Cet Achab était devenu visionnaire. La chose qui obsédait son esprit était démesurément, déraisonnablement grande et blanche. Tout le reste avait cessé d’exister en lui : tout l’espace était ramené aux contours d’une baleine appelée Moby-Dick. Il lui a donné l’assaut, comme Colomb à l’océan, comme La Salle à un continent, comme l’expédition du Donner au fameux défilé hivernal.
Melville m’intéresse parce qu’il a vu assez clair pour comprendre que le Pacifique fait partie de notre géographie, que c’est un second Far-West, préfiguré dans les plaines, et leur antithèse.
La mer, la mer salée, est à l’origine de l’homme ; et la perpétuelle répercussion de ce grand fait ancien, constamment répété et renouvelé dans le processus de la vie en chaque être humain, c’est le seul événement qui importe, quand on envisage Melville ; événement pélagien.
Cette tradition, Melville la portait en lui, profondément dans son cerveau, dans ses paroles, dans la pulsation salée de son sang. Il avait sa mer en lui-même, frappée en lui, puissamment, comme Poe la rue. C’est ce qui lui a permis de peindre d’après Shakespeare ; c’est ce qui a fait de lui le contemporain de Noé, de Moïse. Quand Melville battait sa cadence propre, l’histoire se faisait redite et litanie.
Perception plus ancienne que celle de l’Européen, et relevant plus de la magie que de la culture. D’une magie qui, à l’opposé de l’adolescence, est toute noire ; car la magie ne se propose qu’une chose : obliger l’homme ou les forces extrahumaines à obéir à une volonté. Comme pour Achab, Américain : un seul but : régner souverainement sur la nature.
Je me propose de me laisser porter par l’image melvillienne de l’homme, de la baleine et de l’océan pour trouver en Melville les oracles, les enseignements que lui-même n’eût pas voulu formuler. Dix-huit cent cinquante, dix-neuf cent cinquante. Cent ans de recul nous procurent un avantage. Car Melville était plus grand que lui-même, il se dépassait autant que la haine d’Achab dépassait Achab. C’était un plongeur ; il a su choisir son moment, saisir sa chance.
Il a gâché bien des choses. Il s’est gorgé du Christ jusqu’à dégoût. Il a fait un mariage blanc. Un de ses fils est mort tuberculeux, l’autre s’est brûlé la cervelle. Il n’a chevauché qu’une fois son propre espace, dans Moby-Dick. Il fallait qu’il fût violent ou qu’il ne fût rien. Il devait faire vite, en américain qu’il était, sinon il se fût engourdi. Moitié cheval, moitié alligator.
Il reçut une raclée terrible. C’était inévitable, puisqu’il était original et primitif. Un pionnier. C’est ce qu’il en coûte aux rêveurs qui s’avisent de découvrir l’Amérique. Colomb et La Salle l’ont conquise et puis l’ont perdue aux profits de compétiteurs. Daniel Boone a adoré la terre américaine. Harrod raconte qu’un jour, dans l’extrême Ouest, il tomba sur Boone en un point du Kentucky où il ne pensait pas qu’aucun homme blanc fût jamais allé. Il entendit un bruit qu’il ne put définir, se traîna jusqu’à un rocher, et là, dans une clairière de pâturin, il vit un homme qui se chantait une chanson, à lui tout seul. Boone est mort à l’ouest du Mississipi, coupable dans son propre pays, recherché par la justice, en faillite, dans son courage comme dans ses affaires.

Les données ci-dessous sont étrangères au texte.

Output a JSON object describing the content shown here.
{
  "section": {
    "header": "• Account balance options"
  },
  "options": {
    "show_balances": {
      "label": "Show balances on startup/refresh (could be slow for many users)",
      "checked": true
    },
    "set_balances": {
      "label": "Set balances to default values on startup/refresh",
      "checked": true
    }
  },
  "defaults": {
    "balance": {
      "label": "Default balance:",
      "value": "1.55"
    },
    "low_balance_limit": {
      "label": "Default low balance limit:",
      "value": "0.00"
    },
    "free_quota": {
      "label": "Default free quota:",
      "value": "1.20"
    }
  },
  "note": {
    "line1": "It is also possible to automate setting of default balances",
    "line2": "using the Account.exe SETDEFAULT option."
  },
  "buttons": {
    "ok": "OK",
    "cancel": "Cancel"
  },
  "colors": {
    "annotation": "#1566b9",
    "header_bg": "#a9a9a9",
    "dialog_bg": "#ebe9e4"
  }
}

Un pionnier, qui s’intéressait aux défrichements. Melville avait une façon de remonter dans le temps. Jusqu’à faire reculer l’histoire, jusqu’à transmuer la durée en espace, pareil à un émigrant qui chercherait sa route du retour en Asie, à un inca qui voudrait retrouver son foyer perdu.
Nous sommes le dernier des peuples primitifs. Nous l’oublions et nous dépassons la mesure ; nous abusons de notre pays et de nous-mêmes. Nous perdons de vue le point de départ. Melville, lui, fit retour en arrière, pour nous découvrir, et pour repartir de l’avant. Il est allé jusqu’à Moby-Dick.
Ortega y Gasset déclare que l’homme de l’antiquité, avant de faire quoi que ce fût, reculait d’un pas, comme le torero fait un saut en arrière pour décocher le coup mortel.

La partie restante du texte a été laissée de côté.